RS 1-1005 - Amendment by board of directors
Unless the articles of incorporation provide otherwise, a corporation's board of directors may adopt amendments to the corporation's articles of incorporation without shareholder approval to do any of the following:
(1) Extend the duration of the corporation if it was incorporated at a time when limited duration was required by law.
(2) Delete the names and addresses of the initial directors.
(3) Delete the name and address of the initial registered agent or registered office, if a statement of change is on file with the secretary of state, or to delete the address of the initial principal office if the corporation has provided the address of its principal office in an annual report on file with the secretary of state.
(4) If the corporation has only one class of shares outstanding, then to do either of the following:
(a) Change each issued and unissued authorized share of the class into a greater number of whole shares of that class.
(b) Increase the number of authorized shares of the class to the extent necessary to permit the issuance of shares as a share dividend.
(5) Change the corporate name.
(6) Reflect a reduction in authorized shares, as a result of the operation of R.S. 12:1-631(B), when the corporation has acquired its own shares and the articles of incorporation prohibit the reissue of the acquired shares.

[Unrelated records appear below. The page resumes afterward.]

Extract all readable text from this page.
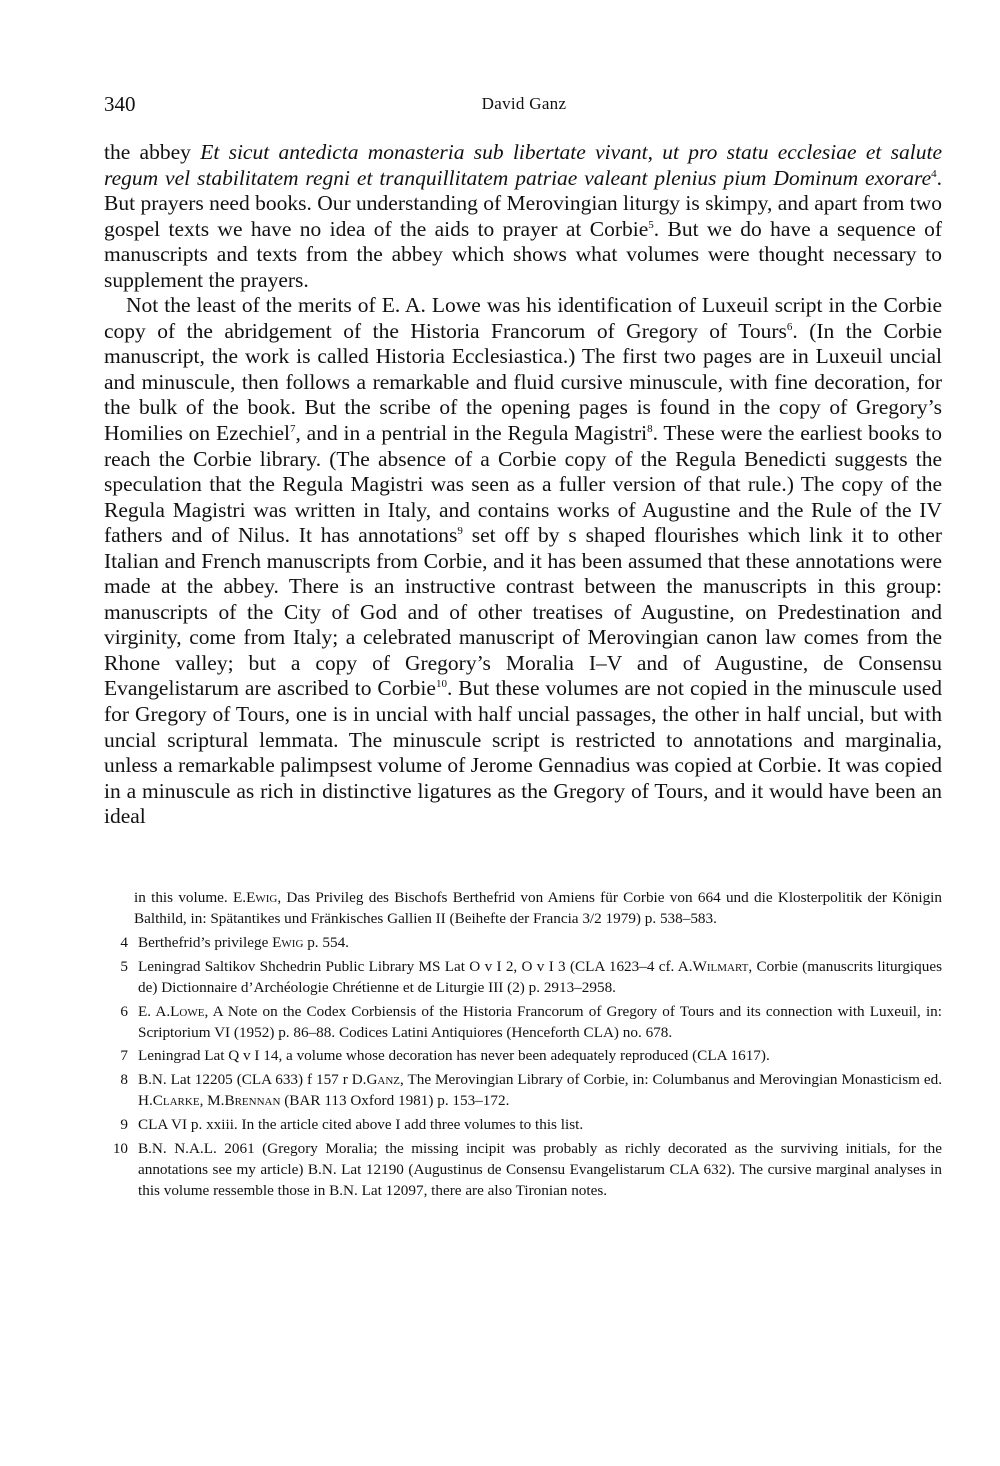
340	David Ganz

the abbey Et sicut antedicta monasteria sub libertate vivant, ut pro statu ecclesiae et salute regum vel stabilitatem regni et tranquillitatem patriae valeant plenius pium Dominum exorare$^4$. But prayers need books. Our understanding of Merovingian liturgy is skimpy, and apart from two gospel texts we have no idea of the aids to prayer at Corbie$^5$. But we do have a sequence of manuscripts and texts from the abbey which shows what volumes were thought necessary to supplement the prayers.

Not the least of the merits of E. A. Lowe was his identification of Luxeuil script in the Corbie copy of the abridgement of the Historia Francorum of Gregory of Tours$^6$. (In the Corbie manuscript, the work is called Historia Ecclesiastica.) The first two pages are in Luxeuil uncial and minuscule, then follows a remarkable and fluid cursive minuscule, with fine decoration, for the bulk of the book. But the scribe of the opening pages is found in the copy of Gregory’s Homilies on Ezechiel$^7$, and in a pentrial in the Regula Magistri$^8$. These were the earliest books to reach the Corbie library. (The absence of a Corbie copy of the Regula Benedicti suggests the speculation that the Regula Magistri was seen as a fuller version of that rule.) The copy of the Regula Magistri was written in Italy, and contains works of Augustine and the Rule of the IV fathers and of Nilus. It has annotations$^9$ set off by s shaped flourishes which link it to other Italian and French manuscripts from Corbie, and it has been assumed that these annotations were made at the abbey. There is an instructive contrast between the manuscripts in this group: manuscripts of the City of God and of other treatises of Augustine, on Predestination and virginity, come from Italy; a celebrated manuscript of Merovingian canon law comes from the Rhone valley; but a copy of Gregory’s Moralia I–V and of Augustine, de Consensu Evangelistarum are ascribed to Corbie$^{10}$. But these volumes are not copied in the minuscule used for Gregory of Tours, one is in uncial with half uncial passages, the other in half uncial, but with uncial scriptural lemmata. The minuscule script is restricted to annotations and marginalia, unless a remarkable palimpsest volume of Jerome Gennadius was copied at Corbie. It was copied in a minuscule as rich in distinctive ligatures as the Gregory of Tours, and it would have been an ideal

in this volume. E.Ewig, Das Privileg des Bischofs Berthefrid von Amiens für Corbie von 664 und die Klosterpolitik der Königin Balthild, in: Spätantikes und Fränkisches Gallien II (Beihefte der Francia 3/2 1979) p. 538–583.
4 Berthefrid’s privilege Ewig p. 554.
5 Leningrad Saltikov Shchedrin Public Library MS Lat O v I 2, O v I 3 (CLA 1623–4 cf. A.Wilmart, Corbie (manuscrits liturgiques de) Dictionnaire d’Archéologie Chrétienne et de Liturgie III (2) p. 2913–2958.
6 E. A.Lowe, A Note on the Codex Corbiensis of the Historia Francorum of Gregory of Tours and its connection with Luxeuil, in: Scriptorium VI (1952) p. 86–88. Codices Latini Antiquiores (Henceforth CLA) no. 678.
7 Leningrad Lat Q v I 14, a volume whose decoration has never been adequately reproduced (CLA 1617).
8 B.N. Lat 12205 (CLA 633) f 157 r D.Ganz, The Merovingian Library of Corbie, in: Columbanus and Merovingian Monasticism ed. H.Clarke, M.Brennan (BAR 113 Oxford 1981) p. 153–172.
9 CLA VI p. xxiii. In the article cited above I add three volumes to this list.
10 B.N. N.A.L. 2061 (Gregory Moralia; the missing incipit was probably as richly decorated as the surviving initials, for the annotations see my article) B.N. Lat 12190 (Augustinus de Consensu Evangelistarum CLA 632). The cursive marginal analyses in this volume ressemble those in B.N. Lat 12097, there are also Tironian notes.
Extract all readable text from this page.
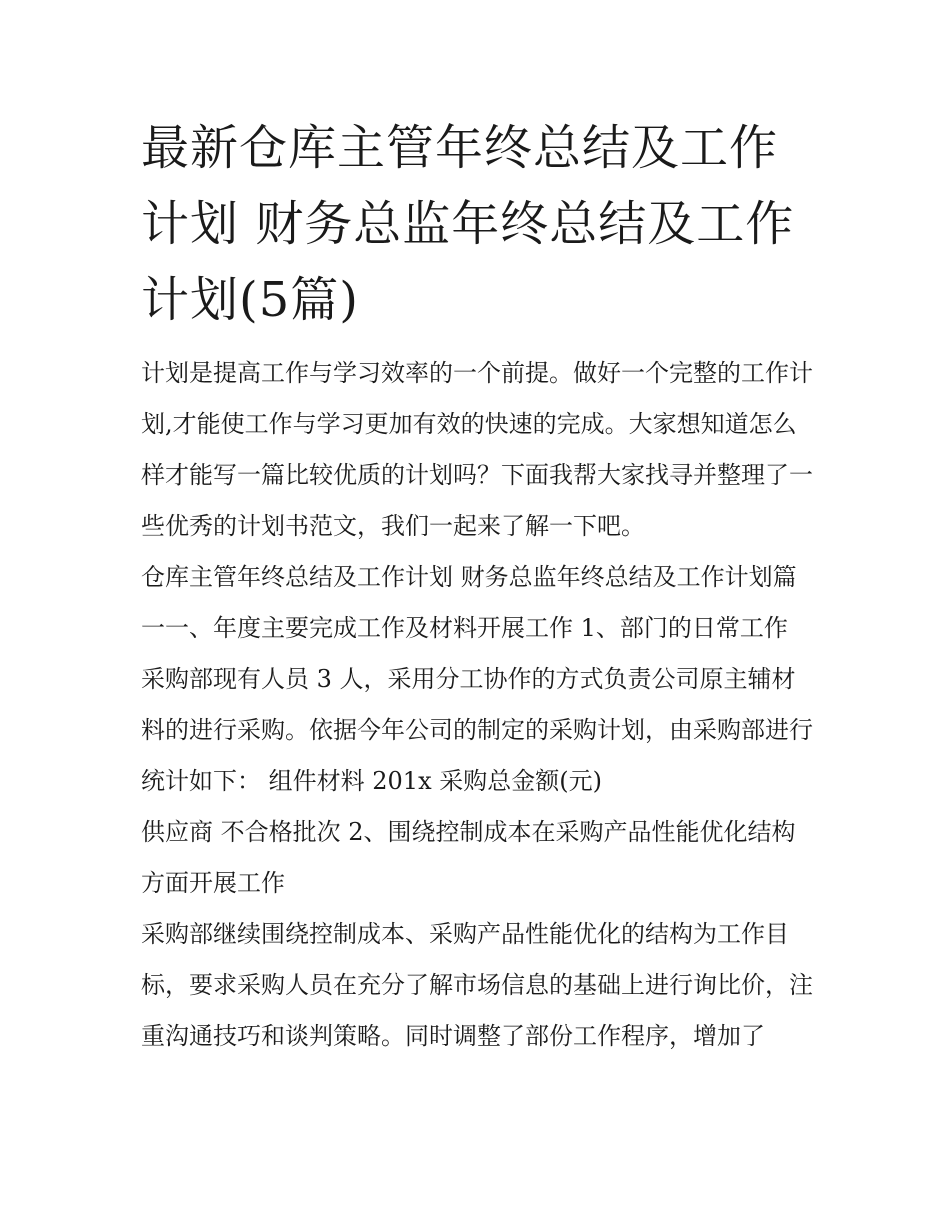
最新仓库主管年终总结及工作计划 财务总监年终总结及工作计划(5篇)

计划是提高工作与学习效率的一个前提。做好一个完整的工作计划,才能使工作与学习更加有效的快速的完成。大家想知道怎么样才能写一篇比较优质的计划吗？下面我帮大家找寻并整理了一些优秀的计划书范文，我们一起来了解一下吧。

仓库主管年终总结及工作计划 财务总监年终总结及工作计划篇一一、年度主要完成工作及材料开展工作 1、部门的日常工作

采购部现有人员 3 人，采用分工协作的方式负责公司原主辅材料的进行采购。依据今年公司的制定的采购计划，由采购部进行统计如下： 组件材料 201x 采购总金额(元)

供应商 不合格批次 2、围绕控制成本在采购产品性能优化结构方面开展工作

采购部继续围绕控制成本、采购产品性能优化的结构为工作目标，要求采购人员在充分了解市场信息的基础上进行询比价，注重沟通技巧和谈判策略。同时调整了部份工作程序，增加了
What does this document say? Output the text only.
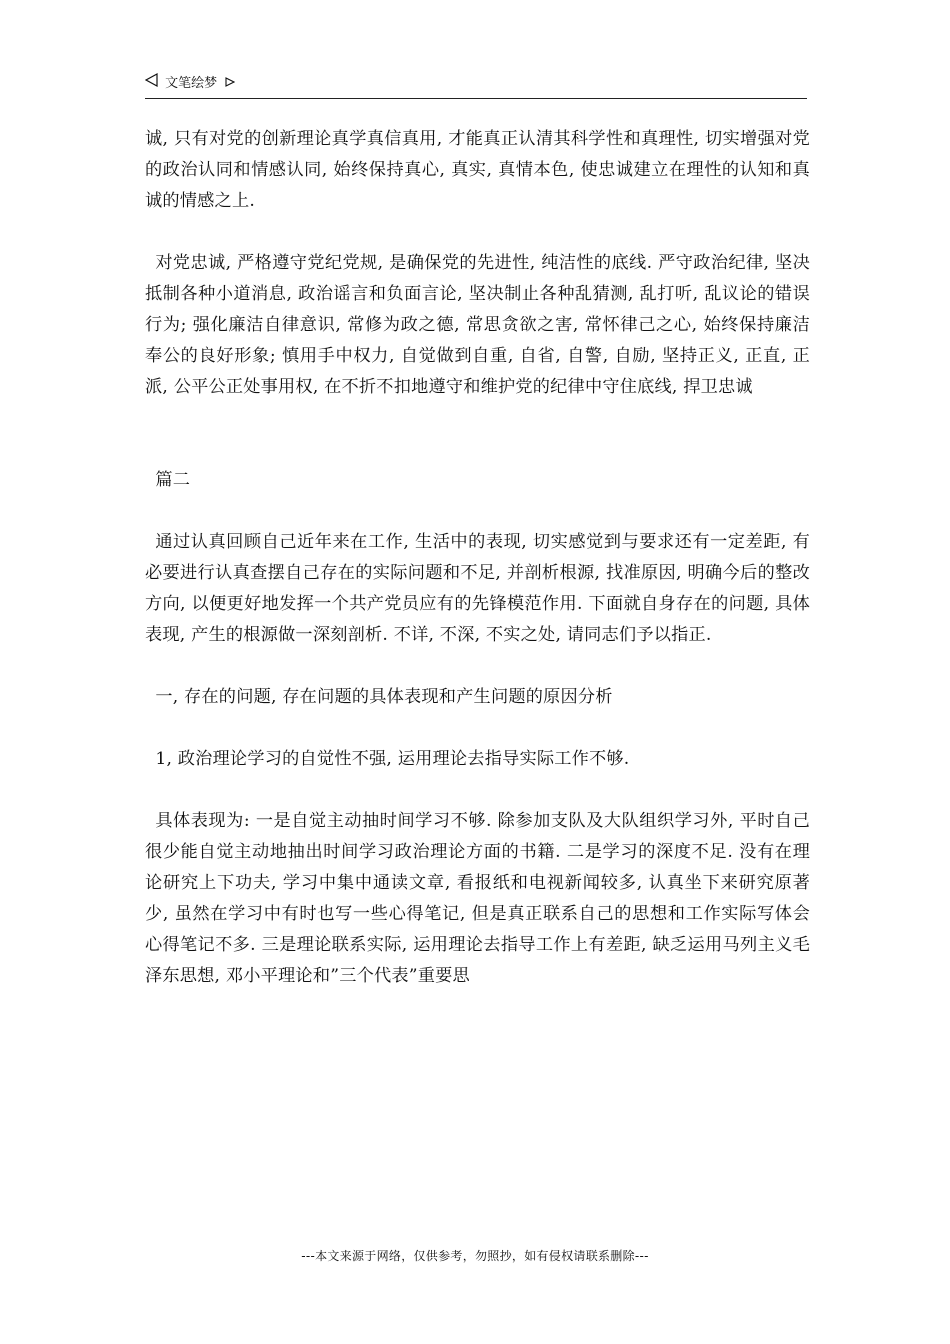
文笔绘梦

诚, 只有对党的创新理论真学真信真用, 才能真正认清其科学性和真理性, 切实增强对党的政治认同和情感认同, 始终保持真心, 真实, 真情本色, 使忠诚建立在理性的认知和真诚的情感之上.

对党忠诚, 严格遵守党纪党规, 是确保党的先进性, 纯洁性的底线. 严守政治纪律, 坚决抵制各种小道消息, 政治谣言和负面言论, 坚决制止各种乱猜测, 乱打听, 乱议论的错误行为; 强化廉洁自律意识, 常修为政之德, 常思贪欲之害, 常怀律己之心, 始终保持廉洁奉公的良好形象; 慎用手中权力, 自觉做到自重, 自省, 自警, 自励, 坚持正义, 正直, 正派, 公平公正处事用权, 在不折不扣地遵守和维护党的纪律中守住底线, 捍卫忠诚

篇二

通过认真回顾自己近年来在工作, 生活中的表现, 切实感觉到与要求还有一定差距, 有必要进行认真查摆自己存在的实际问题和不足, 并剖析根源, 找准原因, 明确今后的整改方向, 以便更好地发挥一个共产党员应有的先锋模范作用. 下面就自身存在的问题, 具体表现, 产生的根源做一深刻剖析. 不详, 不深, 不实之处, 请同志们予以指正.

一, 存在的问题, 存在问题的具体表现和产生问题的原因分析

1, 政治理论学习的自觉性不强, 运用理论去指导实际工作不够.

具体表现为: 一是自觉主动抽时间学习不够. 除参加支队及大队组织学习外, 平时自己很少能自觉主动地抽出时间学习政治理论方面的书籍. 二是学习的深度不足. 没有在理论研究上下功夫, 学习中集中通读文章, 看报纸和电视新闻较多, 认真坐下来研究原著少, 虽然在学习中有时也写一些心得笔记, 但是真正联系自己的思想和工作实际写体会心得笔记不多. 三是理论联系实际, 运用理论去指导工作上有差距, 缺乏运用马列主义毛泽东思想, 邓小平理论和”三个代表”重要思

---本文来源于网络，仅供参考，勿照抄，如有侵权请联系删除---
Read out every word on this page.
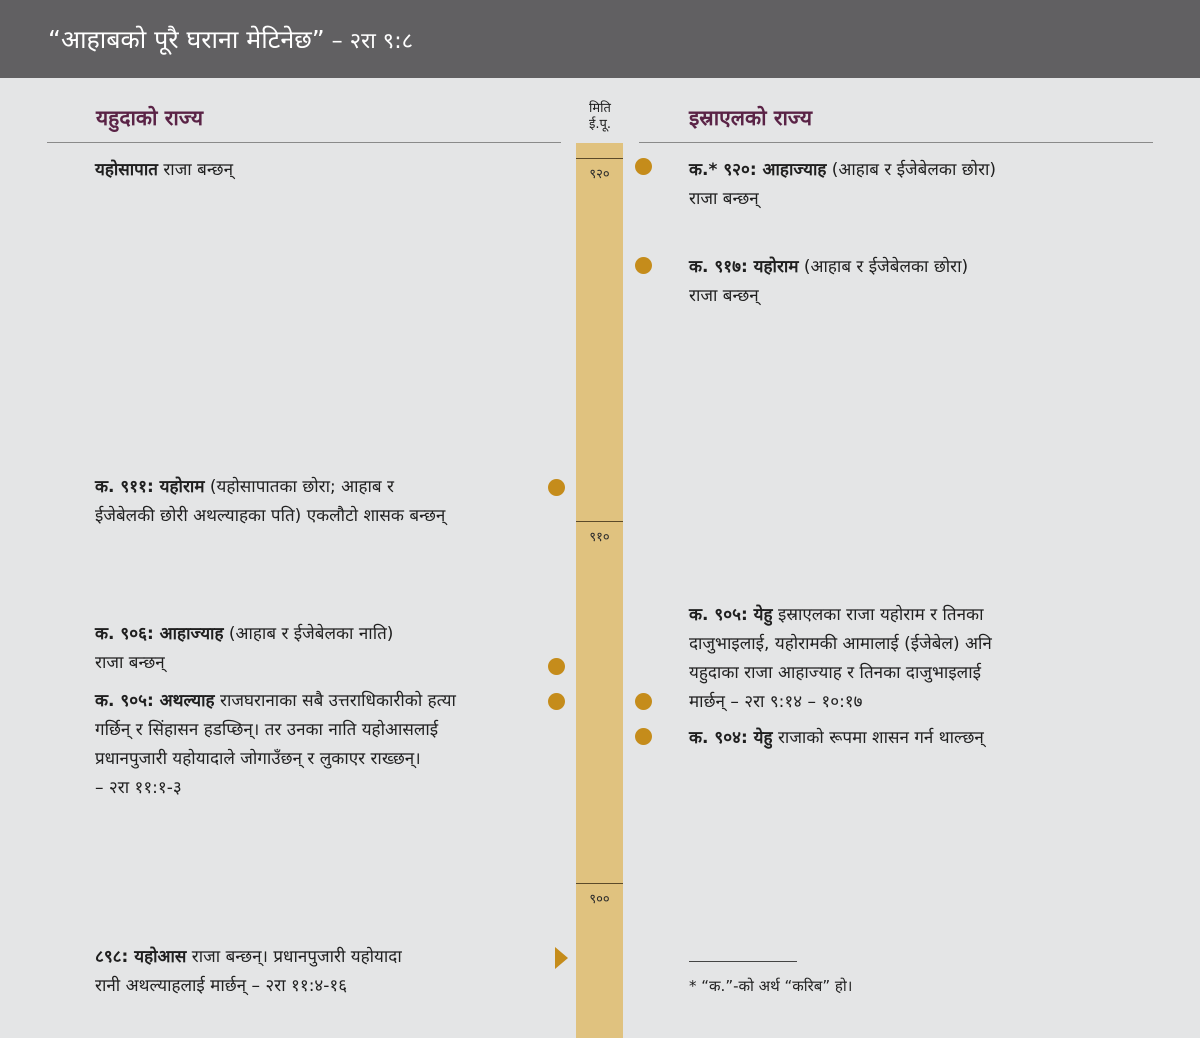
“आहाबको पूरै घराना मेटिनेछ” – २रा ९:८
यहुदाको राज्य	इस्राएलको राज्य
मिति
ई.पू.
९२०
९१०
९००
यहोसापात राजा बन्छन्
क. ९११: यहोराम (यहोसापातका छोरा; आहाब र
ईजेबेलकी छोरी अथल्याहका पति) एकलौटो शासक बन्छन्
क. ९०६: आहाज्याह (आहाब र ईजेबेलका नाति)
राजा बन्छन्
क. ९०५: अथल्याह राजघरानाका सबै उत्तराधिकारीको हत्या
गर्छिन् र सिंहासन हडप्छिन्। तर उनका नाति यहोआसलाई
प्रधानपुजारी यहोयादाले जोगाउँछन् र लुकाएर राख्छन्।
– २रा ११:१-३
८९८: यहोआस राजा बन्छन्। प्रधानपुजारी यहोयादा
रानी अथल्याहलाई मार्छन् – २रा ११:४-१६
क.* ९२०: आहाज्याह (आहाब र ईजेबेलका छोरा)
राजा बन्छन्
क. ९१७: यहोराम (आहाब र ईजेबेलका छोरा)
राजा बन्छन्
क. ९०५: येहु इस्राएलका राजा यहोराम र तिनका
दाजुभाइलाई, यहोरामकी आमालाई (ईजेबेल) अनि
यहुदाका राजा आहाज्याह र तिनका दाजुभाइलाई
मार्छन् – २रा ९:१४ – १०:१७
क. ९०४: येहु राजाको रूपमा शासन गर्न थाल्छन्
* “क.”-को अर्थ “करिब” हो।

(7) Delete a class of shares from the articles of incorporation, as a result of the operation of R.S. 12:1-631(B), when there are no remaining shares of the class because the corporation has acquired all shares of the class and the articles of incorporation prohibit the reissue of the acquired shares.
(8) To make any change expressly permitted by R.S. 12:1-602(A) or (B) to be made without shareholder approval.
Acts 2014, No. 328, §1, eff. Jan. 1, 2015; Acts 2020, 2nd Ex. Sess., No. 3, §1, eff. Oct. 16, 2020.